Zoekstructuur We doorzochten de Cochrane Database en PubMed met de MeSH-termen ‘sinusitis’, ‘rhinitis’ ‘glucocorticoids’ met de filters ‘Randomized Controlled Trial, published in the last 5 years, Humans, English, Dutch’. We vonden 17 onderzoeken, waarvan er 2 relevant waren voor onze vraagstelling.
Resultaten Venekamp et al. bespreken in een Cochrane-review het effect van systemische corticosteroïden op resolutie of vermindering van klachten bij acute sinusitis.
3 Zij includeerden 4 RCT’s (n = 1008 patiënten), waarbij de interventie bestond uit het enkele dagen toedienen van orale (methyl)prednison of betamethason; controlepatiënten kregen placebo of NSAID. Alle patiënten kregen aanvullend orale antibiotica. Op korte termijn bleken patiënten die werden behandeld met orale corticosteroïden minder symptomen te hebben dan patiënten die een placebo of NSAID kregen (dag 3-7: RR 1,4 (95%-BI 1,1 tot 1,8); dag 4-10/12: RR 1,3 (95%-BI 1,0 tot 1,7).
Venekamp et al. onderzochten in een RCT 185 patiënten (verschenen na de Cochrane-review) waarbij gerandomiseerd werd voor een zevendaagse behandeling met prednisolon of placebo. Aanvullend antibiotica en intranasale corticosteroïden mochten vrij worden voorgeschreven. Het percentage patiënten met resolutie van pijn of drukgevoel in het aangezicht op dag 7 betrof 62,5% in de prednisolongroep versus 55,8% in de placebogroep (RR 1,12; 95%-BI 7,9 tot 21,2). De mediane duur van de totale symptomen was min of meer gelijk in beide groepen: 7 versus 9 dagen (p = 0,17).

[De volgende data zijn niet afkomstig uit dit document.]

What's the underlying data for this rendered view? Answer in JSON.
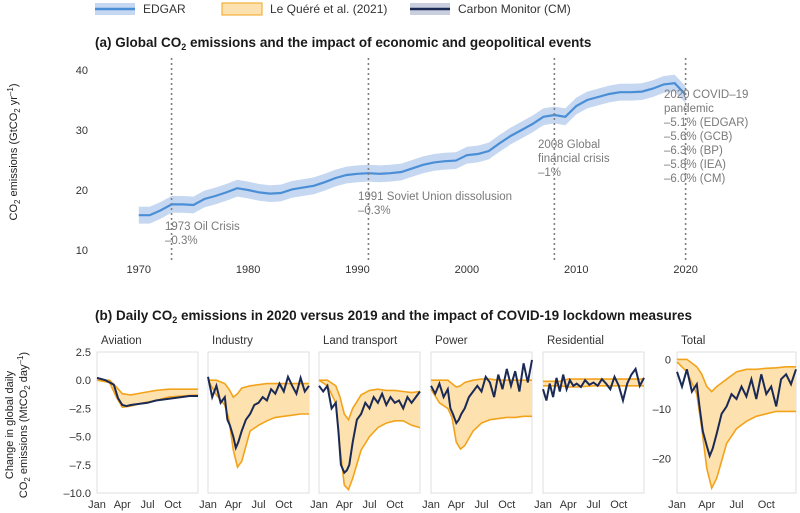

Aanvullend commentaar De geïncludeerde onderzoeken in de Cochrane-review hebben methodologische tekortkomingen. De hoge statistische heterogeniteit in de primaire analyse (I2 statistic = 75%) roept de vraag op of de data uit de verschillende trials niet te veel uiteenlopen om betrouwbaar te kunnen poolen. In alle geïncludeerde onderzoeken wordt een complete case-analyse verricht, ondanks uitvallers, zonder dat een scenarioanalyse wordt verricht. Uit het worst case scenario van de auteurs van de Cochrane-review blijkt dat het gunstige effect van orale corticosteroïden niet meer aantoonbaar is. Daarbij zijn de onderzoeken minder generaliseerbaar naar de huisartsenpraktijk: patiënten werden vooral gerekruteerd in de tweede lijn, waarbij radiologische bevindingen als inclusiecriteria dienden.
Venekamp et al. impliceren met (de titel van) hun RCT dat de interventie uit monotherapie met systemische corticosteroïden bestaat. Uiteindelijk blijkt toch 19,3% van de interventiegroep versus 18,6% van de controlepatiënten aanvullend behandeld te zijn met antibiotica en 18,2% versus 17,4% met corticosteroïdenneusspray. Mogelijk dat hierdoor het niet-significante effect van corticosteroïden in werkelijkheid nog kleiner is dan de in dit onderzoek gevonden waarden.
Conclusie Kortdurend, systemisch gebruik van corticosteroïden bij patiënten met acute rhinosinusitis lijkt geen effect te hebben op herstel of beloop van klachten.
Betekenis Bij een ongecompliceerd beloop van acute rhinosinusitis kan volstaan worden met symptomatische behandeling, zoals corticosteroïdneussprays, antihistaminica en cromoglicaten, conform de adviezen in de NHG-Standaard Rhinosinusitis. Het nut van systemische corticosteroïden is niet aangetoond en wordt vooralsnog niet aanbevolen.